Alibaba can easily achieve $1 trillion GMV

Wedbush Securities analyst Gil Lauria told The Street that Alibaba is not far from that goal. Last year, the company sold goods worth $394 billion, up 46% from the previous year. Lauria said a 40% growth would double that figure in about two years. So the trillion-dollar goal is pretty realistic.

However, Enderle Group analyst Rob Enderle said Alibaba may find it difficult to scale up to become a trillion-dollar online system. The company is going to run into “serious scaling issues” much before they can clock the $1 trillion run rate, added Enderle. Jack Ma was in the U.S. to lure American small businesses to sell their goods to Chinese consumers via Alibaba’s platforms.

Alibaba to help break down international trade barriers

During a meeting with small business owners in Chicago on Wednesday, Ma pushed the Internet as a friend rather than an enemy of small businesses. Ma said he viewed Alibaba has an electronic World Trade Organization (e-WTO) for small businesses across the globe. Alibaba will help break down trade barriers through e-commerce. He told an audience of about 300 that 95% of firms that sell goods through Alibaba are small businesses.

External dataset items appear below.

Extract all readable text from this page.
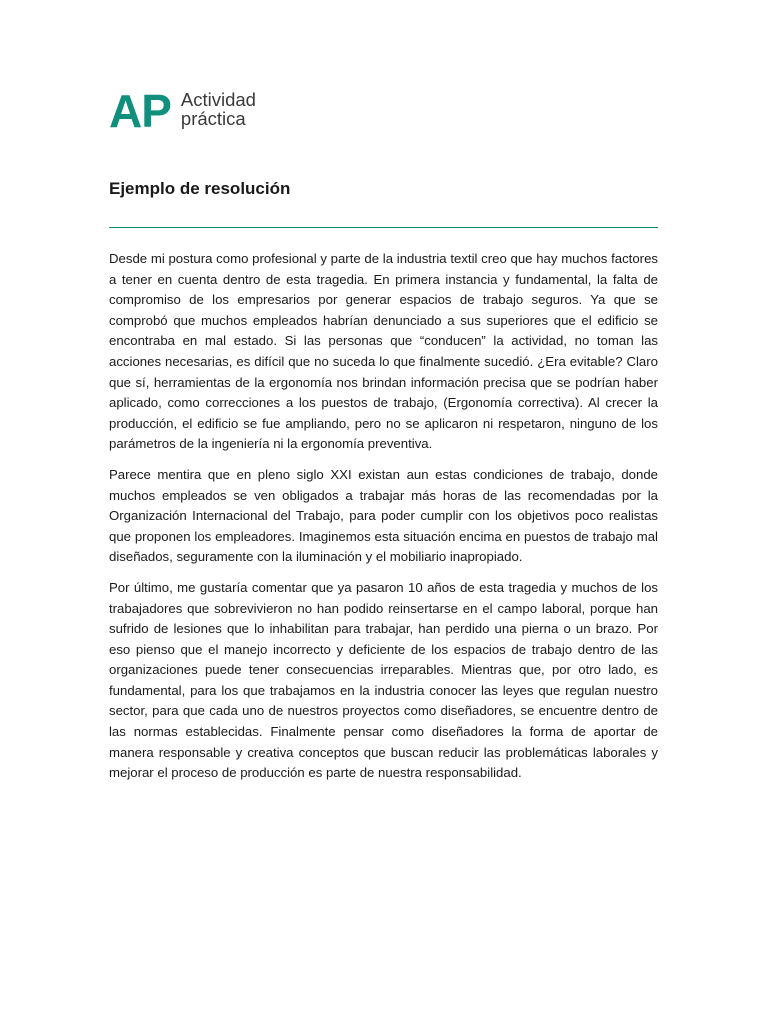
AP Actividad
práctica
Ejemplo de resolución

Desde mi postura como profesional y parte de la industria textil creo que hay muchos factores a tener en cuenta dentro de esta tragedia. En primera instancia y fundamental, la falta de compromiso de los empresarios por generar espacios de trabajo seguros. Ya que se comprobó que muchos empleados habrían denunciado a sus superiores que el edificio se encontraba en mal estado. Si las personas que “conducen” la actividad, no toman las acciones necesarias, es difícil que no suceda lo que finalmente sucedió. ¿Era evitable? Claro que sí, herramientas de la ergonomía nos brindan información precisa que se podrían haber aplicado, como correcciones a los puestos de trabajo, (Ergonomía correctiva). Al crecer la producción, el edificio se fue ampliando, pero no se aplicaron ni respetaron, ninguno de los parámetros de la ingeniería ni la ergonomía preventiva.

Parece mentira que en pleno siglo XXI existan aun estas condiciones de trabajo, donde muchos empleados se ven obligados a trabajar más horas de las recomendadas por la Organización Internacional del Trabajo, para poder cumplir con los objetivos poco realistas que proponen los empleadores. Imaginemos esta situación encima en puestos de trabajo mal diseñados, seguramente con la iluminación y el mobiliario inapropiado.

Por último, me gustaría comentar que ya pasaron 10 años de esta tragedia y muchos de los trabajadores que sobrevivieron no han podido reinsertarse en el campo laboral, porque han sufrido de lesiones que lo inhabilitan para trabajar, han perdido una pierna o un brazo. Por eso pienso que el manejo incorrecto y deficiente de los espacios de trabajo dentro de las organizaciones puede tener consecuencias irreparables. Mientras que, por otro lado, es fundamental, para los que trabajamos en la industria conocer las leyes que regulan nuestro sector, para que cada uno de nuestros proyectos como diseñadores, se encuentre dentro de las normas establecidas. Finalmente pensar como diseñadores la forma de aportar de manera responsable y creativa conceptos que buscan reducir las problemáticas laborales y mejorar el proceso de producción es parte de nuestra responsabilidad.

According to McKinsey, China’s middle-class is expected to grow to 630 million by 2022, and most of them prefer buying foreign goods due to quality and reliability issues with local products. Ma said that over 120 million shoppers visit Alibaba sites daily. According to Bloomberg, he aims to increase the percentage of revenue coming from outside China to 40% of the total, up from just 2% last year.

On Thursday, HSBC slashed its price target on Alibaba from $136 to $124, though it maintained a Buy rating on the stock.